In a one goal the game, the Bruins got a huge opportunity late in the third period with a four-on-three power play. They set up multiple one-timers and fired a number of shots on Giguere, but just couldn’t get that necessary goal.
Outshooting the Avs 39-30 in the game, Bruins coach Claude Julien felt it was just one of those nights.
“I think you run into a hot goaltender, you run into a team that’s been playing well – and they did,” he said. “They’ve got good speed and we talked about that for the last couple of days. It’s one of those things where you really have to grind it out; some night’s goals don’t come easy and what we had to do was get a little bit more traffic in front of a hot goaltender and take his eyes away. And we didn’t do a good enough job of that and then when we were in front, even looking from the bench, he could still see the puck. I don’t think we took his eyes away. So you have to give them credit for how well they played, yet I don’t think I’m really disappointed in the effort more than we have to find ways to win those games and we didn’t do it tonight.”

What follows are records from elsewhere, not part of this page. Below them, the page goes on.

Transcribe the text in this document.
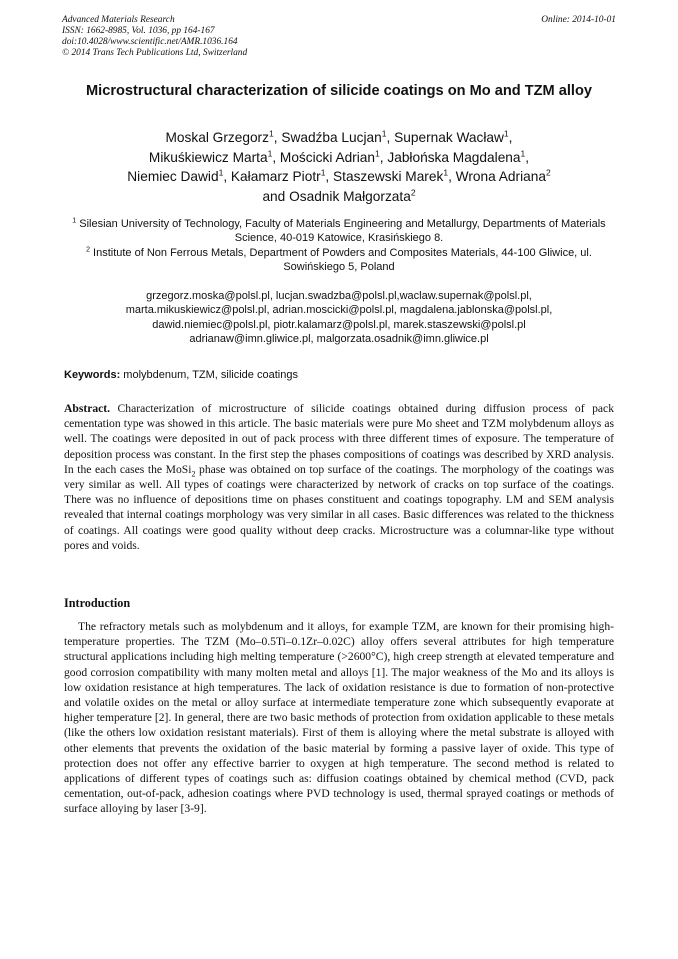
Advanced Materials Research
ISSN: 1662-8985, Vol. 1036, pp 164-167
doi:10.4028/www.scientific.net/AMR.1036.164
© 2014 Trans Tech Publications Ltd, Switzerland
Online: 2014-10-01
Microstructural characterization of silicide coatings on Mo and TZM alloy
Moskal Grzegorz$^1$, Swadźba Lucjan$^1$, Supernak Wacław$^1$,
Mikuśkiewicz Marta$^1$, Mościcki Adrian$^1$, Jabłońska Magdalena$^1$,
Niemiec Dawid$^1$, Kałamarz Piotr$^1$, Staszewski Marek$^1$, Wrona Adriana$^2$
and Osadnik Małgorzata$^2$
$^1$ Silesian University of Technology, Faculty of Materials Engineering and Metallurgy, Departments of Materials Science, 40-019 Katowice, Krasińskiego 8.
$^2$ Institute of Non Ferrous Metals, Department of Powders and Composites Materials, 44-100 Gliwice, ul. Sowińskiego 5, Poland
grzegorz.moska@polsl.pl, lucjan.swadzba@polsl.pl,waclaw.supernak@polsl.pl,
marta.mikuskiewicz@polsl.pl, adrian.moscicki@polsl.pl, magdalena.jablonska@polsl.pl,
dawid.niemiec@polsl.pl, piotr.kalamarz@polsl.pl, marek.staszewski@polsl.pl
adrianaw@imn.gliwice.pl, malgorzata.osadnik@imn.gliwice.pl
Keywords: molybdenum, TZM, silicide coatings

Abstract. Characterization of microstructure of silicide coatings obtained during diffusion process of pack cementation type was showed in this article. The basic materials were pure Mo sheet and TZM molybdenum alloys as well. The coatings were deposited in out of pack process with three different times of exposure. The temperature of deposition process was constant. In the first step the phases compositions of coatings was described by XRD analysis. In the each cases the MoSi$_2$ phase was obtained on top surface of the coatings. The morphology of the coatings was very similar as well. All types of coatings were characterized by network of cracks on top surface of the coatings. There was no influence of depositions time on phases constituent and coatings topography. LM and SEM analysis revealed that internal coatings morphology was very similar in all cases. Basic differences was related to the thickness of coatings. All coatings were good quality without deep cracks. Microstructure was a columnar-like type without pores and voids.

Introduction

The refractory metals such as molybdenum and it alloys, for example TZM, are known for their promising high-temperature properties. The TZM (Mo–0.5Ti–0.1Zr–0.02C) alloy offers several attributes for high temperature structural applications including high melting temperature (>2600°C), high creep strength at elevated temperature and good corrosion compatibility with many molten metal and alloys [1]. The major weakness of the Mo and its alloys is low oxidation resistance at high temperatures. The lack of oxidation resistance is due to formation of non-protective and volatile oxides on the metal or alloy surface at intermediate temperature zone which subsequently evaporate at higher temperature [2]. In general, there are two basic methods of protection from oxidation applicable to these metals (like the others low oxidation resistant materials). First of them is alloying where the metal substrate is alloyed with other elements that prevents the oxidation of the basic material by forming a passive layer of oxide. This type of protection does not offer any effective barrier to oxygen at high temperature. The second method is related to applications of different types of coatings such as: diffusion coatings obtained by chemical method (CVD, pack cementation, out-of-pack, adhesion coatings where PVD technology is used, thermal sprayed coatings or methods of surface alloying by laser [3-9].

In regards to the power play, the Bruins head coach was pleased with their effort.
“Our power play was good again tonight. We had some shots and the goaltender made some saves and there were some loose pucks around the net, “ said Julien. “Our guys were over there but couldn’t jump on those and capitalize. So I’m certainly not disappointed in our power play tonight either; we had our chances, we had shots and we had scoring chances on that so it’s just a matter, again, of not being able to score.”